Under the new Free Trade Accord between Nicaragua and China which went into effect Jan. 1, Nicaragua will now be able to export some 71% of its products tariff-free into the giant Chinese market, meat and seafood, sugar, peanuts, rum, leather, charcoal, wood, and automobile parts leading the way. Tariffs remain on certain Chinese goods which could otherwise overwhelm key nascent Nicaraguan industries.
That is a big deal for Nicaragua’s economy today, badly affected by U.S. economic sanctions.

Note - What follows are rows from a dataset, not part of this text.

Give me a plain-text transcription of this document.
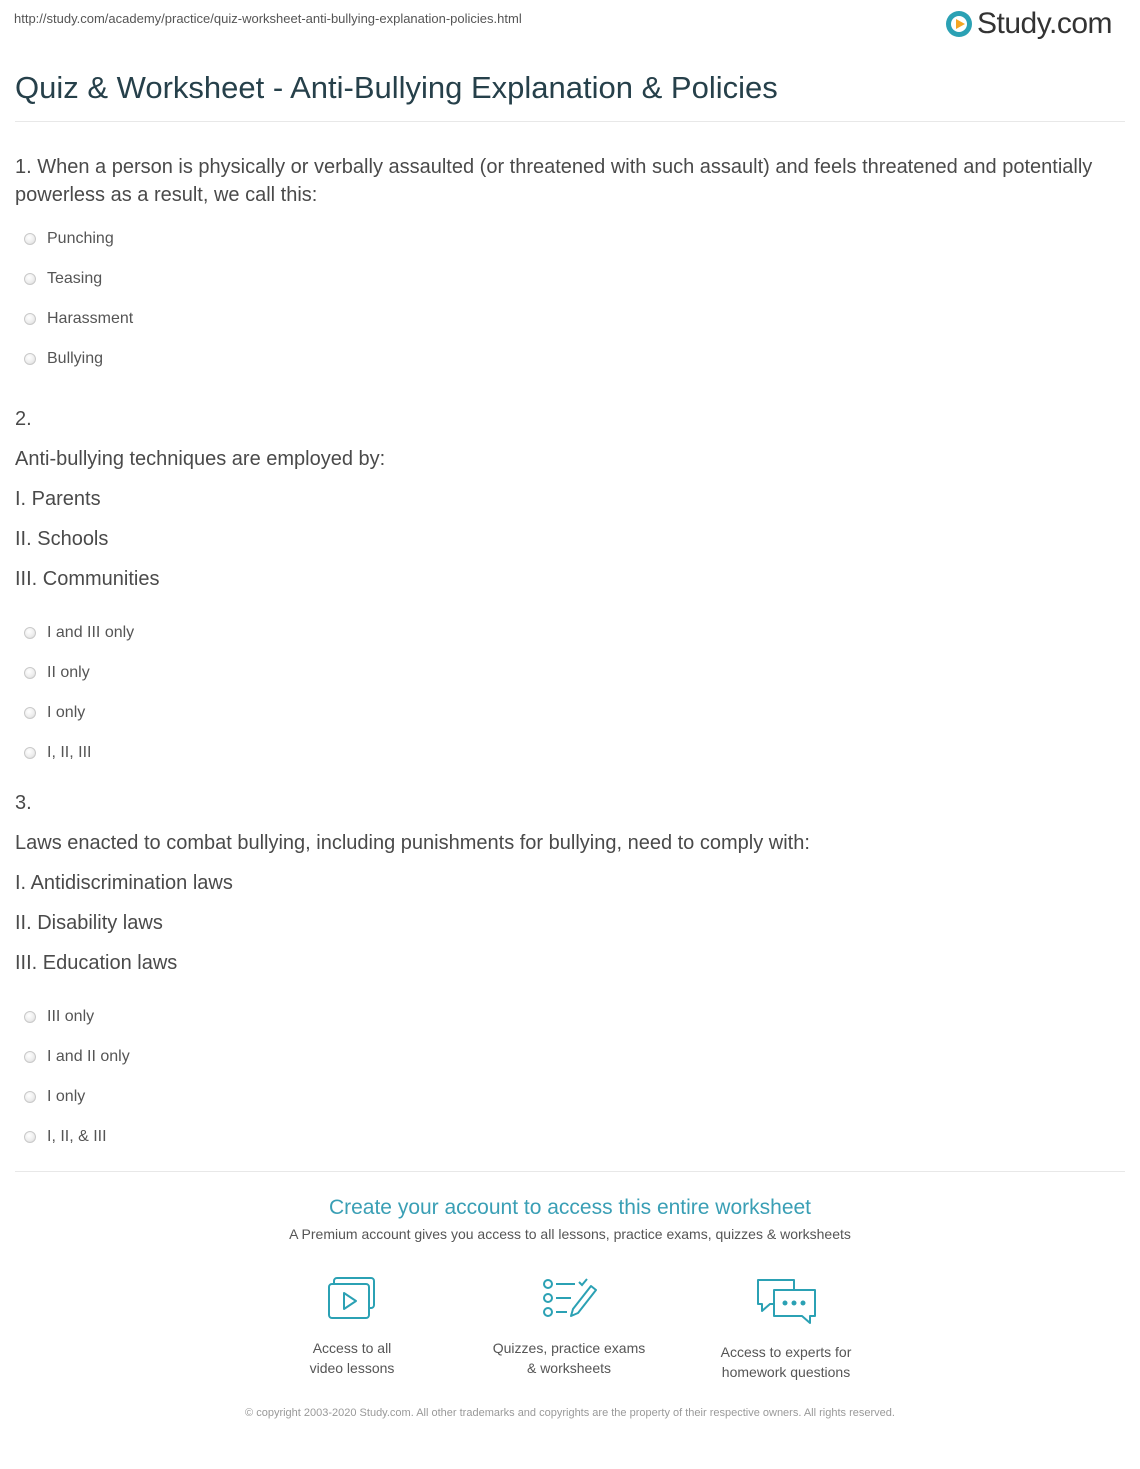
http://study.com/academy/practice/quiz-worksheet-anti-bullying-explanation-policies.html	Study.com
Quiz & Worksheet - Anti-Bullying Explanation & Policies
1. When a person is physically or verbally assaulted (or threatened with such assault) and feels threatened and potentially powerless as a result, we call this:
Punching
Teasing
Harassment
Bullying
2.
Anti-bullying techniques are employed by:
I. Parents
II. Schools
III. Communities
I and III only
II only
I only
I, II, III
3.
Laws enacted to combat bullying, including punishments for bullying, need to comply with:
I. Antidiscrimination laws
II. Disability laws
III. Education laws
III only
I and II only
I only
I, II, & III
Create your account to access this entire worksheet
A Premium account gives you access to all lessons, practice exams, quizzes & worksheets
Access to all
video lessons
Quizzes, practice exams
& worksheets
Access to experts for
homework questions
© copyright 2003-2020 Study.com. All other trademarks and copyrights are the property of their respective owners. All rights reserved.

But bigger projects which can secure Nicaragua’s development over the long-term are also getting underway.
The two nations signed a “strategic partnership” Dec. 22, after Presidents Xi Jinping and Daniel Ortega spoke by videoconference. The same day, a yuan-denominated loan worth some $430 million was disbursed for the financing of two infrastructure projects which China’s state-owned CAMC Engineering is to carry out: rebuilding and modernizing Nicaragua’s Punta Huete international airport, and building an LNG processing and storage terminal.
Having the financing for the projects done in yuan is “an important advantage for the country in the strategy of de-dollarization,” Nicaragua’s Minister of Finance and Public Credit Ivan Acosta noted, and the modernization of the Punta Huete airport will “allow greater connectivity with Asia, Europe and other regions.”